Nesta 44.ª edição do Portugal Fashion ainda estiveram debaixo dos holofotes Manuel Alves e José Manuel Gonçalves com criações intemporais. “É uma colecção mais emocional, o streetwear conjugado com um glamour sofisticado, como as mangas acolchoadas”, descreve Manuel Alves no final do desfile. As peças são pensadas para uma mulher mais emocional, cosmopolita e culta. Mas o ADN da marca está lá com o “feminino exacerbado” nas peças de vestuário feitas de verniz e seda ou até mesmo nas saias plissadas e nas botas inspiradas nos anos 1970. 

Luís Onofre fechou a noite do terceiro dia do Portugal Fashion e pôs a assistência de olhos no chão para ver uma colecção inspirada na neve e na montanha. “Peguei em pormenores das botas de neve e adaptei-os ao calçado mais causal, que possa ser usado no dia-a-dia”, elucida o criador que apresentou 46 quadros femininos e masculinos. “São mais confortáveis e mais clean em termos de aplicações”, descreve horas antes do desfile, entre a azáfama normal dos bastidores.

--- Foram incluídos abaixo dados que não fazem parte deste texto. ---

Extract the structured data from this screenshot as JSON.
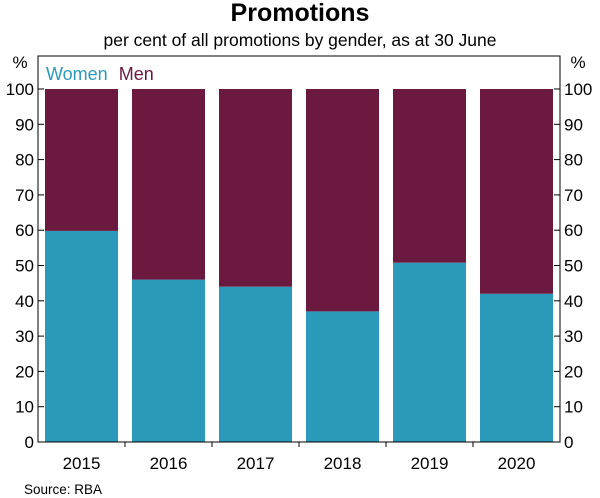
{
  "chart_data": {
    "type": "bar",
    "stacked": true,
    "title": "Promotions",
    "subtitle": "per cent of all promotions by gender, as at 30 June",
    "ylabel_left": "%",
    "ylabel_right": "%",
    "ylim": [
      0,
      100
    ],
    "yticks": [
      0,
      10,
      20,
      30,
      40,
      50,
      60,
      70,
      80,
      90,
      100
    ],
    "categories": [
      "2015",
      "2016",
      "2017",
      "2018",
      "2019",
      "2020"
    ],
    "series": [
      {
        "name": "Women",
        "color": "#2b99b9",
        "values": [
          59.8,
          46,
          44,
          37,
          50.8,
          42
        ]
      },
      {
        "name": "Men",
        "color": "#6c1940",
        "values": [
          40.2,
          54,
          56,
          63,
          49.2,
          58
        ]
      }
    ],
    "legend_position": "top-left",
    "grid": false,
    "source": "Source:   RBA"
  }
}
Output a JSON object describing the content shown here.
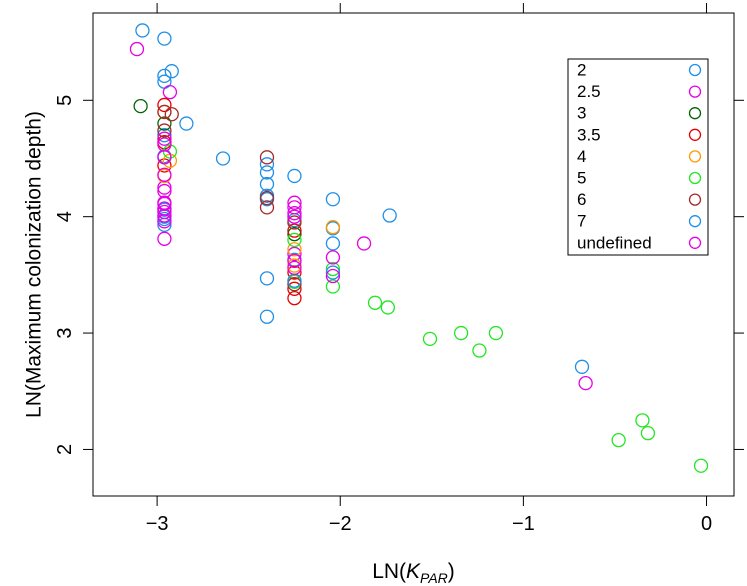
{
  "chart_data": {
    "type": "scatter",
    "xlabel": {
      "main": "LN(",
      "italic": "K",
      "sub": "PAR",
      "close": ")"
    },
    "ylabel": "LN(Maximum colonization depth)",
    "xlim": [
      -3.35,
      0.15
    ],
    "ylim": [
      1.6,
      5.75
    ],
    "x_ticks": [
      -3,
      -2,
      -1,
      0
    ],
    "x_tick_labels": [
      "−3",
      "−2",
      "−1",
      "0"
    ],
    "y_ticks": [
      2,
      3,
      4,
      5
    ],
    "y_tick_labels": [
      "2",
      "3",
      "4",
      "5"
    ],
    "legend_position": "top-right",
    "series": [
      {
        "name": "2",
        "color": "#1f8fe8",
        "points": [
          [
            -3.08,
            5.6
          ],
          [
            -2.96,
            5.53
          ],
          [
            -2.96,
            5.21
          ],
          [
            -2.96,
            5.16
          ],
          [
            -2.92,
            5.25
          ],
          [
            -2.84,
            4.8
          ],
          [
            -2.64,
            4.5
          ],
          [
            -2.4,
            4.45
          ],
          [
            -2.4,
            4.38
          ],
          [
            -2.4,
            4.28
          ],
          [
            -2.4,
            4.18
          ],
          [
            -2.4,
            4.15
          ],
          [
            -2.4,
            3.47
          ],
          [
            -2.4,
            3.14
          ],
          [
            -2.25,
            4.35
          ],
          [
            -2.04,
            4.15
          ],
          [
            -2.04,
            3.9
          ],
          [
            -2.04,
            3.77
          ],
          [
            -1.73,
            4.01
          ],
          [
            -0.68,
            2.71
          ],
          [
            -2.96,
            4.7
          ],
          [
            -2.96,
            4.52
          ],
          [
            -2.96,
            4.06
          ],
          [
            -2.96,
            3.98
          ],
          [
            -2.96,
            3.93
          ],
          [
            -2.25,
            3.97
          ],
          [
            -2.25,
            3.63
          ]
        ]
      },
      {
        "name": "2.5",
        "color": "#e600e6",
        "points": [
          [
            -3.11,
            5.44
          ],
          [
            -2.93,
            5.07
          ],
          [
            -2.96,
            4.25
          ],
          [
            -2.96,
            4.12
          ],
          [
            -2.25,
            4.12
          ],
          [
            -2.25,
            3.68
          ]
        ]
      },
      {
        "name": "3",
        "color": "#006400",
        "points": [
          [
            -3.09,
            4.95
          ],
          [
            -2.96,
            4.8
          ],
          [
            -2.25,
            3.85
          ]
        ]
      },
      {
        "name": "3.5",
        "color": "#e60000",
        "points": [
          [
            -2.96,
            4.96
          ],
          [
            -2.96,
            4.64
          ],
          [
            -2.96,
            4.44
          ],
          [
            -2.25,
            3.88
          ],
          [
            -2.25,
            3.52
          ],
          [
            -2.25,
            3.38
          ],
          [
            -2.25,
            3.3
          ]
        ]
      },
      {
        "name": "4",
        "color": "#ff9900",
        "points": [
          [
            -2.96,
            4.9
          ],
          [
            -2.96,
            4.35
          ],
          [
            -2.93,
            4.48
          ],
          [
            -2.25,
            3.72
          ],
          [
            -2.25,
            3.58
          ],
          [
            -2.04,
            3.91
          ],
          [
            -2.25,
            3.95
          ]
        ]
      },
      {
        "name": "5",
        "color": "#22e622",
        "points": [
          [
            -2.93,
            4.56
          ],
          [
            -2.25,
            3.8
          ],
          [
            -2.25,
            3.44
          ],
          [
            -2.04,
            3.55
          ],
          [
            -2.04,
            3.4
          ],
          [
            -1.81,
            3.26
          ],
          [
            -1.74,
            3.22
          ],
          [
            -1.51,
            2.95
          ],
          [
            -1.34,
            3.0
          ],
          [
            -1.24,
            2.85
          ],
          [
            -1.15,
            3.0
          ],
          [
            -0.48,
            2.08
          ],
          [
            -0.35,
            2.25
          ],
          [
            -0.32,
            2.14
          ],
          [
            -0.03,
            1.86
          ]
        ]
      },
      {
        "name": "6",
        "color": "#a52a2a",
        "points": [
          [
            -2.96,
            4.9
          ],
          [
            -2.92,
            4.88
          ],
          [
            -2.96,
            4.74
          ],
          [
            -2.4,
            4.51
          ],
          [
            -2.4,
            4.16
          ],
          [
            -2.4,
            4.08
          ],
          [
            -2.25,
            3.95
          ],
          [
            -2.25,
            3.42
          ]
        ]
      },
      {
        "name": "7",
        "color": "#1f8fe8",
        "points": [
          [
            -2.96,
            4.0
          ],
          [
            -2.25,
            3.45
          ],
          [
            -2.04,
            3.52
          ]
        ]
      },
      {
        "name": "undefined",
        "color": "#e600e6",
        "points": [
          [
            -2.96,
            4.67
          ],
          [
            -2.96,
            4.62
          ],
          [
            -2.96,
            4.51
          ],
          [
            -2.96,
            4.36
          ],
          [
            -2.96,
            4.22
          ],
          [
            -2.96,
            4.11
          ],
          [
            -2.96,
            4.07
          ],
          [
            -2.96,
            4.04
          ],
          [
            -2.96,
            4.01
          ],
          [
            -2.96,
            3.96
          ],
          [
            -2.96,
            3.81
          ],
          [
            -2.25,
            4.08
          ],
          [
            -2.25,
            4.03
          ],
          [
            -2.25,
            4.0
          ],
          [
            -2.25,
            3.62
          ],
          [
            -2.25,
            3.56
          ],
          [
            -2.04,
            3.65
          ],
          [
            -2.04,
            3.49
          ],
          [
            -1.87,
            3.77
          ],
          [
            -0.66,
            2.57
          ]
        ]
      }
    ]
  }
}
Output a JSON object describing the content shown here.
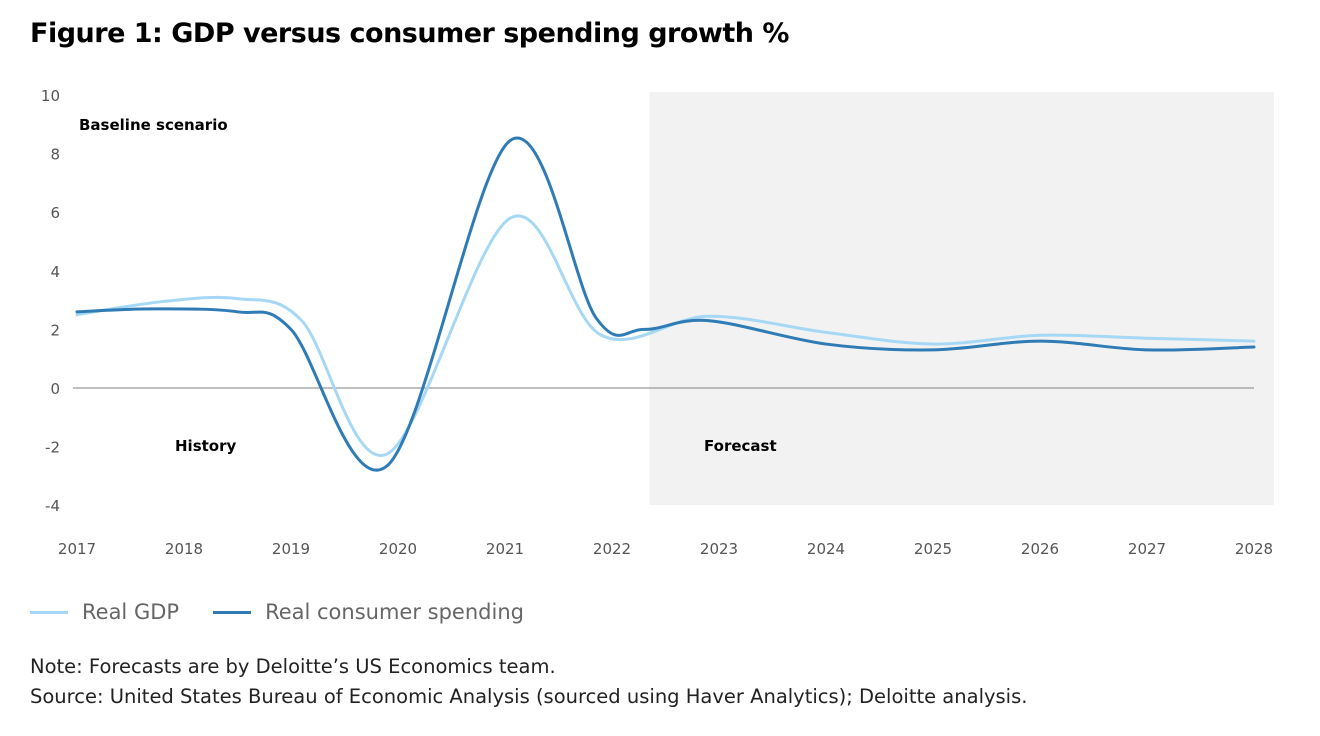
{
  "chart_data": {
    "type": "line",
    "title": "Figure 1: GDP versus consumer spending growth %",
    "xlabel": "",
    "ylabel": "",
    "xlim": [
      2017,
      2028
    ],
    "ylim": [
      -4,
      10
    ],
    "x_ticks": [
      "2017",
      "2018",
      "2019",
      "2020",
      "2021",
      "2022",
      "2023",
      "2024",
      "2025",
      "2026",
      "2027",
      "2028"
    ],
    "y_ticks": [
      "10",
      "8",
      "6",
      "4",
      "2",
      "0",
      "-2",
      "-4"
    ],
    "grid": false,
    "zero_line": true,
    "forecast_region": [
      2022.35,
      2028.2
    ],
    "annotations": {
      "scenario": "Baseline scenario",
      "history": "History",
      "forecast": "Forecast"
    },
    "legend_position": "bottom-left",
    "series": [
      {
        "name": "Real GDP",
        "color": "#a6d8f5",
        "x": [
          2017,
          2017.8,
          2018.5,
          2019.1,
          2019.9,
          2021.05,
          2021.9,
          2022.9,
          2024,
          2025,
          2026,
          2027,
          2028
        ],
        "y": [
          2.5,
          2.95,
          3.05,
          2.3,
          -2.25,
          5.8,
          1.8,
          2.45,
          1.9,
          1.5,
          1.8,
          1.7,
          1.6
        ]
      },
      {
        "name": "Real consumer spending",
        "color": "#2f7bb5",
        "x": [
          2017,
          2017.7,
          2018.5,
          2019,
          2019.9,
          2021.05,
          2021.85,
          2022.3,
          2022.9,
          2024,
          2025,
          2026,
          2027,
          2028
        ],
        "y": [
          2.6,
          2.7,
          2.6,
          2.0,
          -2.65,
          8.45,
          2.4,
          2.0,
          2.3,
          1.5,
          1.3,
          1.6,
          1.3,
          1.4
        ]
      }
    ]
  },
  "notes": {
    "note": "Note: Forecasts are by Deloitte’s US Economics team.",
    "source": "Source: United States Bureau of Economic Analysis (sourced using Haver Analytics); Deloitte analysis."
  }
}
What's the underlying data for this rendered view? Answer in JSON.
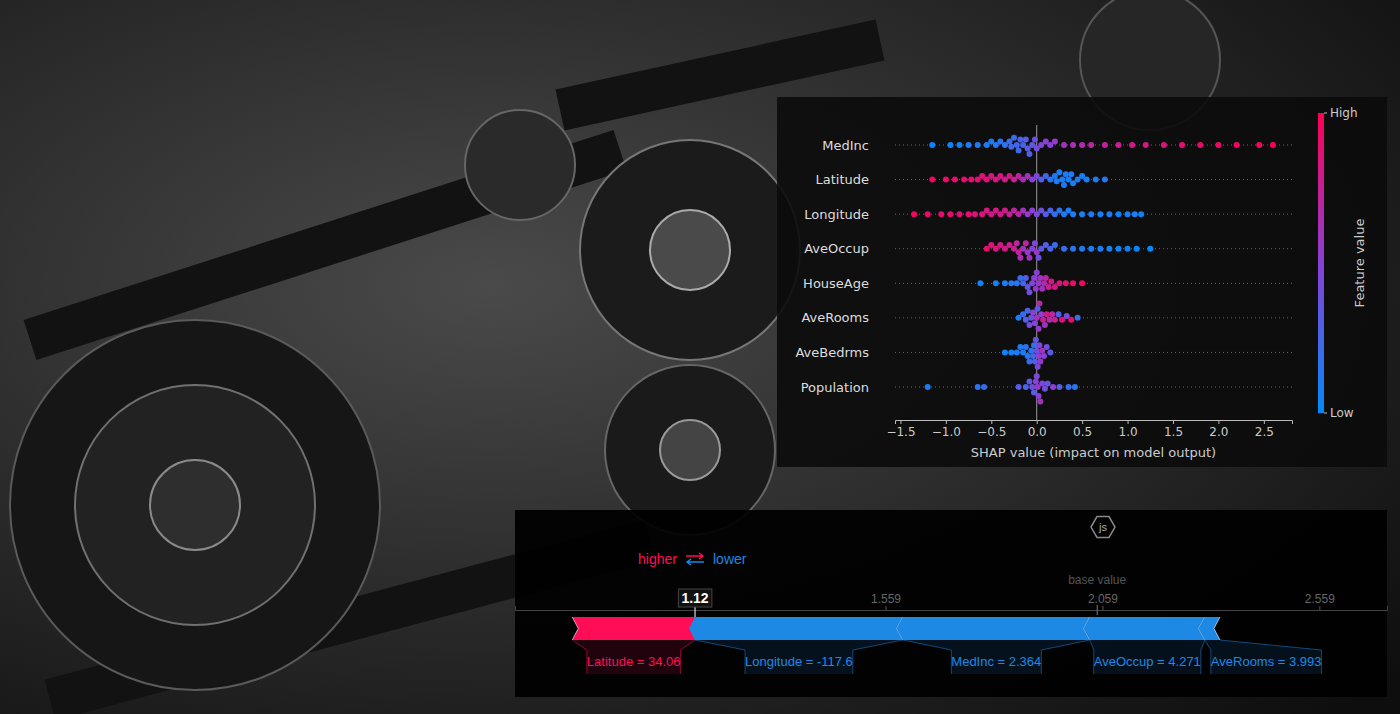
{
  "chart_data": [
    {
      "type": "beeswarm",
      "xlabel": "SHAP value (impact on model output)",
      "xlim": [
        -1.56,
        2.81
      ],
      "xticks": [
        {
          "value": -1.5,
          "label": "−1.5"
        },
        {
          "value": -1,
          "label": "−1.0"
        },
        {
          "value": -0.5,
          "label": "−0.5"
        },
        {
          "value": 0,
          "label": "0.0"
        },
        0.5,
        {
          "value": 1,
          "label": "1.0"
        },
        1.5,
        {
          "value": 2,
          "label": "2.0"
        },
        2.5
      ],
      "grid": true,
      "categories": [
        "MedInc",
        "Latitude",
        "Longitude",
        "AveOccup",
        "HouseAge",
        "AveRooms",
        "AveBedrms",
        "Population"
      ],
      "series": [
        {
          "x": [
            -1.15,
            -0.95,
            -0.85,
            -0.75,
            -0.65,
            -0.55,
            -0.5,
            -0.45,
            -0.4,
            -0.35,
            -0.3,
            -0.28,
            -0.25,
            -0.22,
            -0.2,
            -0.18,
            -0.15,
            -0.12,
            -0.1,
            -0.08,
            -0.05,
            -0.02,
            0,
            0.05,
            0.1,
            0.15,
            0.2,
            0.3,
            0.4,
            0.5,
            0.6,
            0.75,
            0.9,
            1.05,
            1.2,
            1.4,
            1.6,
            1.8,
            2.0,
            2.2,
            2.45,
            2.6
          ],
          "feature_values": [
            0.05,
            0.05,
            0.08,
            0.1,
            0.1,
            0.12,
            0.12,
            0.15,
            0.15,
            0.18,
            0.2,
            0.22,
            0.2,
            0.25,
            0.22,
            0.28,
            0.25,
            0.3,
            0.32,
            0.3,
            0.35,
            0.38,
            0.4,
            0.45,
            0.5,
            0.5,
            0.55,
            0.6,
            0.62,
            0.65,
            0.7,
            0.72,
            0.75,
            0.8,
            0.82,
            0.85,
            0.88,
            0.9,
            0.92,
            0.95,
            0.97,
            1.0
          ]
        },
        {
          "x": [
            -1.15,
            -1.0,
            -0.9,
            -0.8,
            -0.72,
            -0.65,
            -0.6,
            -0.55,
            -0.5,
            -0.45,
            -0.4,
            -0.35,
            -0.3,
            -0.25,
            -0.2,
            -0.15,
            -0.1,
            -0.05,
            0,
            0.05,
            0.1,
            0.15,
            0.2,
            0.22,
            0.25,
            0.28,
            0.3,
            0.32,
            0.35,
            0.38,
            0.4,
            0.45,
            0.5,
            0.55,
            0.65,
            0.75
          ],
          "feature_values": [
            0.95,
            0.92,
            0.9,
            0.9,
            0.88,
            0.88,
            0.85,
            0.85,
            0.82,
            0.85,
            0.8,
            0.78,
            0.82,
            0.75,
            0.7,
            0.65,
            0.6,
            0.5,
            0.45,
            0.3,
            0.25,
            0.15,
            0.12,
            0.1,
            0.1,
            0.08,
            0.1,
            0.12,
            0.08,
            0.1,
            0.1,
            0.12,
            0.08,
            0.1,
            0.12,
            0.15
          ]
        },
        {
          "x": [
            -1.35,
            -1.2,
            -1.05,
            -0.95,
            -0.85,
            -0.75,
            -0.68,
            -0.6,
            -0.55,
            -0.5,
            -0.45,
            -0.4,
            -0.35,
            -0.3,
            -0.25,
            -0.2,
            -0.15,
            -0.1,
            -0.05,
            0,
            0.05,
            0.1,
            0.15,
            0.2,
            0.25,
            0.3,
            0.35,
            0.4,
            0.5,
            0.6,
            0.7,
            0.8,
            0.9,
            1.0,
            1.08,
            1.15
          ],
          "feature_values": [
            0.95,
            0.92,
            0.9,
            0.9,
            0.88,
            0.88,
            0.85,
            0.85,
            0.82,
            0.8,
            0.82,
            0.8,
            0.78,
            0.75,
            0.72,
            0.7,
            0.6,
            0.55,
            0.5,
            0.45,
            0.4,
            0.3,
            0.25,
            0.2,
            0.15,
            0.12,
            0.1,
            0.1,
            0.08,
            0.1,
            0.08,
            0.1,
            0.05,
            0.08,
            0.1,
            0.05
          ]
        },
        {
          "x": [
            -0.55,
            -0.5,
            -0.45,
            -0.4,
            -0.35,
            -0.3,
            -0.25,
            -0.22,
            -0.2,
            -0.18,
            -0.15,
            -0.12,
            -0.1,
            -0.08,
            -0.05,
            -0.02,
            0,
            0.02,
            0.05,
            0.1,
            0.15,
            0.2,
            0.3,
            0.4,
            0.5,
            0.6,
            0.7,
            0.8,
            0.9,
            1.0,
            1.1,
            1.25
          ],
          "feature_values": [
            0.9,
            0.85,
            0.85,
            0.8,
            0.8,
            0.78,
            0.75,
            0.7,
            0.72,
            0.65,
            0.6,
            0.7,
            0.55,
            0.6,
            0.5,
            0.45,
            0.55,
            0.4,
            0.35,
            0.3,
            0.25,
            0.2,
            0.18,
            0.15,
            0.12,
            0.1,
            0.1,
            0.08,
            0.05,
            0.05,
            0.03,
            0.02
          ]
        },
        {
          "x": [
            -0.62,
            -0.45,
            -0.35,
            -0.28,
            -0.22,
            -0.18,
            -0.15,
            -0.12,
            -0.1,
            -0.08,
            -0.05,
            -0.03,
            -0.01,
            0,
            0.02,
            0.04,
            0.06,
            0.08,
            0.1,
            0.13,
            0.16,
            0.2,
            0.25,
            0.32,
            0.4,
            0.5
          ],
          "feature_values": [
            0.05,
            0.08,
            0.1,
            0.12,
            0.15,
            0.2,
            0.25,
            0.3,
            0.35,
            0.4,
            0.45,
            0.5,
            0.55,
            0.5,
            0.55,
            0.6,
            0.6,
            0.65,
            0.7,
            0.75,
            0.8,
            0.82,
            0.85,
            0.88,
            0.9,
            0.95
          ]
        },
        {
          "x": [
            -0.2,
            -0.15,
            -0.12,
            -0.1,
            -0.08,
            -0.06,
            -0.04,
            -0.02,
            0,
            0.01,
            0.02,
            0.03,
            0.05,
            0.07,
            0.09,
            0.11,
            0.14,
            0.17,
            0.2,
            0.24,
            0.28,
            0.33,
            0.38,
            0.45
          ],
          "feature_values": [
            0.1,
            0.2,
            0.3,
            0.25,
            0.4,
            0.35,
            0.5,
            0.45,
            0.6,
            0.3,
            0.55,
            0.7,
            0.5,
            0.75,
            0.6,
            0.8,
            0.65,
            0.7,
            0.75,
            0.3,
            0.85,
            0.4,
            0.9,
            0.2
          ]
        },
        {
          "x": [
            -0.35,
            -0.28,
            -0.22,
            -0.18,
            -0.15,
            -0.12,
            -0.1,
            -0.08,
            -0.06,
            -0.04,
            -0.03,
            -0.02,
            -0.01,
            0,
            0.01,
            0.02,
            0.03,
            0.04,
            0.06,
            0.08,
            0.11,
            0.15
          ],
          "feature_values": [
            0.05,
            0.08,
            0.1,
            0.12,
            0.1,
            0.15,
            0.12,
            0.2,
            0.15,
            0.25,
            0.2,
            0.3,
            0.35,
            0.4,
            0.45,
            0.5,
            0.45,
            0.55,
            0.6,
            0.5,
            0.4,
            0.3
          ]
        },
        {
          "x": [
            -1.2,
            -0.65,
            -0.58,
            -0.2,
            -0.12,
            -0.08,
            -0.05,
            -0.03,
            -0.01,
            0,
            0.01,
            0.02,
            0.04,
            0.06,
            0.09,
            0.12,
            0.18,
            0.25,
            0.35,
            0.42
          ],
          "feature_values": [
            0.1,
            0.15,
            0.2,
            0.3,
            0.25,
            0.35,
            0.4,
            0.3,
            0.5,
            0.45,
            0.55,
            0.5,
            0.6,
            0.45,
            0.4,
            0.35,
            0.5,
            0.3,
            0.2,
            0.15
          ]
        }
      ],
      "colorbar": {
        "label": "Feature value",
        "range": [
          0,
          1
        ],
        "ticks": [
          {
            "value": 1,
            "label": "High"
          },
          {
            "value": 0,
            "label": "Low"
          }
        ],
        "colors": [
          "#008bfb",
          "#8a3fd6",
          "#ff0052"
        ]
      }
    },
    {
      "type": "force",
      "annotations": [
        "js"
      ],
      "direction_labels": [
        "higher",
        "lower"
      ],
      "base_label": "base value",
      "base_value": 2.047,
      "output_value": 1.12,
      "xlim": [
        0.705,
        2.715
      ],
      "xticks": [
        1.559,
        2.059,
        2.559
      ],
      "features": [
        {
          "label": "Latitude = 34.06",
          "value": 0.283
        },
        {
          "label": "Longitude = -117.6",
          "value": -0.479
        },
        {
          "label": "MedInc = 2.364",
          "value": -0.431
        },
        {
          "label": "AveOccup = 4.271",
          "value": -0.265
        },
        {
          "label": "AveRooms = 3.993",
          "value": -0.035
        }
      ],
      "colors": [
        "#ff0d57",
        "#1e88e5",
        "#1e88e5",
        "#1e88e5",
        "#1e88e5"
      ]
    }
  ]
}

Luís Onofre, que foi recentemente nomeado presidente da Confederação Europeia do Calçado, está, aliás, a personalizar as botas e sandálias, feitas à medida, nas suas lojas. Já a colecção de homem é mais clássica e com acabamentos manuais. O criador tem na sua carteira de clientes personalidades como Letizia Ortiz, Michelle Obama, Naomi Watts ou Paris Hilton. 

O 44.º Portugal Fashion termina neste domingo com a moda infantil em destaque pela primeira vez na passerelle. E finaliza com tarde cheia com Marques’Almeida, dos criadores Marta Marques e Paulo Almeida, além de Alexandra Moura, Carla Pontes e David Catalán.